Census Bureau data released in late January showed that US population growth had slowed to its lowest level since the start of the pandemic, with only 1.8 million new immigrants arriving in the country. The total US population for the year ending June 2025 was 341.8 million, representing a 0.5% increase.
This was the slowest growth rate since 2021, when global migration virtually ground to a halt due to travel and health restrictions during the pandemic.
In a research note, Morgan Stanley experts including Michael Gapen and Sam Coffin argued that immigration is the "primary driver" of the population growth slowdown.
Notably, this figure covered the final six months of President Joe Biden's administration, as well as the first six months of his successor, President Donald Trump's, second term.
Since returning to the White House, Trump has made cracking down on immigration one of his primary priorities, though his administration's tactics for achieving this goal have come under considerable criticism. This was recently reflected in public protests following the killing of two US citizens in Minnesota by US agents last month, among other shootings.
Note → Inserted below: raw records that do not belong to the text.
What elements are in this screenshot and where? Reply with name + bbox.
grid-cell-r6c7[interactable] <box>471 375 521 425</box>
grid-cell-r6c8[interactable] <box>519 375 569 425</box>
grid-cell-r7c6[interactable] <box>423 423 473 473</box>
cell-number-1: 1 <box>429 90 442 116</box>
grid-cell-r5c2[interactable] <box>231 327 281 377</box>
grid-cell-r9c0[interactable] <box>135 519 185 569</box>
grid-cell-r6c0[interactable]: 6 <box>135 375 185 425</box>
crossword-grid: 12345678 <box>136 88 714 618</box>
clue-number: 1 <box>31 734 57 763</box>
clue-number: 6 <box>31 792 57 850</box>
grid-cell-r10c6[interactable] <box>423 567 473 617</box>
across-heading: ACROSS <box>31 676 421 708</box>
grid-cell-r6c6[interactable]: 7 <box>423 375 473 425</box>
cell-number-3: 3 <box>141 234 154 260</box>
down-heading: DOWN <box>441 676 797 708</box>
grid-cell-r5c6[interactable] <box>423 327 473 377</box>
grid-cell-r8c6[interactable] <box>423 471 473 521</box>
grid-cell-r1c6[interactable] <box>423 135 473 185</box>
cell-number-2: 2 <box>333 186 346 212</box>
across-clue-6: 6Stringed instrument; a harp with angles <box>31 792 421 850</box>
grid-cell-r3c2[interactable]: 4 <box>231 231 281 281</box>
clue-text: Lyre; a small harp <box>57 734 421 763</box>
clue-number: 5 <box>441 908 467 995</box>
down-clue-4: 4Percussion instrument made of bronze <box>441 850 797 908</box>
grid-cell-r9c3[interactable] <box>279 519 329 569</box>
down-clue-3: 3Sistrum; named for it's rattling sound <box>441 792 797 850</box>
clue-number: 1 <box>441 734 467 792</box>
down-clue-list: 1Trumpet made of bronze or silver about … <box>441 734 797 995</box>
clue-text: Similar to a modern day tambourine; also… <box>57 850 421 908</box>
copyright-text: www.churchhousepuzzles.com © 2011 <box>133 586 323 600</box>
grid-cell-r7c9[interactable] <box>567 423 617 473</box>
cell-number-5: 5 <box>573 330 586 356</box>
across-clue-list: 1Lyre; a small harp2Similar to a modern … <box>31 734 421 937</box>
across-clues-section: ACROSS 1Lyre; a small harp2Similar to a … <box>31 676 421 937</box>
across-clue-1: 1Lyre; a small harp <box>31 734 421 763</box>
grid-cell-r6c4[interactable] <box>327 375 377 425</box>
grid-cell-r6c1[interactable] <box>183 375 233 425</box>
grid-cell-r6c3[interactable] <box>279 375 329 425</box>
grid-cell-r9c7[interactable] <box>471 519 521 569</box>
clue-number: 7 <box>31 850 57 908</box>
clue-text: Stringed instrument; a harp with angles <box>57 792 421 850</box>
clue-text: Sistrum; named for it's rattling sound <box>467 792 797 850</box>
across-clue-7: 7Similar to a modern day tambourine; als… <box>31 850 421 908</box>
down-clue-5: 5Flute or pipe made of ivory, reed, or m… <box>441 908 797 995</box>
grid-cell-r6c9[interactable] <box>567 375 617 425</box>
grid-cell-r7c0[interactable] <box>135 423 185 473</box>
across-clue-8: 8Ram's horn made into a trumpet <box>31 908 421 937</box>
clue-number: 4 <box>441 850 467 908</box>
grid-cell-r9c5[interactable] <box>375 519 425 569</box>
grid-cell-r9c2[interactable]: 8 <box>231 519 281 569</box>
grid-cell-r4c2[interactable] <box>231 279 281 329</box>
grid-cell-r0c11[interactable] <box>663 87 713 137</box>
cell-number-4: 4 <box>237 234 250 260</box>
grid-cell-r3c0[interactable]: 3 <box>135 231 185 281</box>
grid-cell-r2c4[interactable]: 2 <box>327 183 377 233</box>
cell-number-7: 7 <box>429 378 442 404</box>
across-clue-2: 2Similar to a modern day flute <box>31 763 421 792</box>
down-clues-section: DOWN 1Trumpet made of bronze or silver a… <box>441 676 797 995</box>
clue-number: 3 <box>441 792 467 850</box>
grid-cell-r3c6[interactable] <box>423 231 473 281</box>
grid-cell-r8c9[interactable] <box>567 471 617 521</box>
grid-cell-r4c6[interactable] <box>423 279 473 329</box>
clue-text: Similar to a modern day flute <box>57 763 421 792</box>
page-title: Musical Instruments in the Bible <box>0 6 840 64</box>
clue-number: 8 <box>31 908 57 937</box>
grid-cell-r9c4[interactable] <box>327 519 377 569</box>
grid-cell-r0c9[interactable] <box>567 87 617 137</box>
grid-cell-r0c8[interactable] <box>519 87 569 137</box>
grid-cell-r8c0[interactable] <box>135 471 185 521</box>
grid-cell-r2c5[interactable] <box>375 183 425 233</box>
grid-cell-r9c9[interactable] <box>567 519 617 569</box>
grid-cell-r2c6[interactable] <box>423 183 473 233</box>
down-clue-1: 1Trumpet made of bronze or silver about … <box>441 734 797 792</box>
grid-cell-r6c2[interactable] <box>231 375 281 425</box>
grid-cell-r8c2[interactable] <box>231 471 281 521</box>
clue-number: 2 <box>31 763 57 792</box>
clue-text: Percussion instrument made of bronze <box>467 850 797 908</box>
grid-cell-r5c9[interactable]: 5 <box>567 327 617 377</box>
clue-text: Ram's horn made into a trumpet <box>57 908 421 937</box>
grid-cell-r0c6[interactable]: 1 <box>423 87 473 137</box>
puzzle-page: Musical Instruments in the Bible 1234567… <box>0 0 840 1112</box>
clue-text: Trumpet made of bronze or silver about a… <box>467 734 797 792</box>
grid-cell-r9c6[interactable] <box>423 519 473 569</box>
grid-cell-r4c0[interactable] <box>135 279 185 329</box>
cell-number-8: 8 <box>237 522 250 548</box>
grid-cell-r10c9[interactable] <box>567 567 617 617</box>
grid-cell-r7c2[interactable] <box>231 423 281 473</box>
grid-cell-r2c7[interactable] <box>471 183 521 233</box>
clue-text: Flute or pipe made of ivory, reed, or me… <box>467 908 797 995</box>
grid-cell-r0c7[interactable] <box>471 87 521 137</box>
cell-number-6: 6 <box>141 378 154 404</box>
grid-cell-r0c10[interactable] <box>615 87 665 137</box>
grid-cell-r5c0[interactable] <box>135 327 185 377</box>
While the economic impact of the Trump administration's immigration policies remains largely unclear, Morgan Stanley analysts suggest that slowing population growth should lead to a decline in the potential hours worked by US residents.
Without a simultaneous acceleration in productivity, the rate of potential output in the US economy could fall below 2.0% again this year, they predict.
However, the analysts noted that "the decline in potential due to immigration enforcement does not occur in a vacuum," adding that faster productivity growth helps support future economic expansion.
The AI spending boom was accompanied by US labor productivity growth reaching its fastest pace in two years in the third quarter, but AI's impact on this metric remains a subject of some debate. Morgan Stanley analysts stated that while they are not yet ready to conclude that an AI-driven productivity boom has occurred, "cyclical forces" could also be a factor.
"We believe there are currently several factors supporting the growth in hourly output, including post-pandemic automation to offset costs, efficiency gains driven by cost pressures (which may have arisen from restrictive trade policies), the end of post-pandemic labor hoarding, and the emerging AI wave," the analysts wrote.
In the third quarter, the Labor Department reported that non-farm productivity, a measure of hourly output per worker, grew at an annualized rate of 4.9%—the fastest such pace since the third quarter of 2023.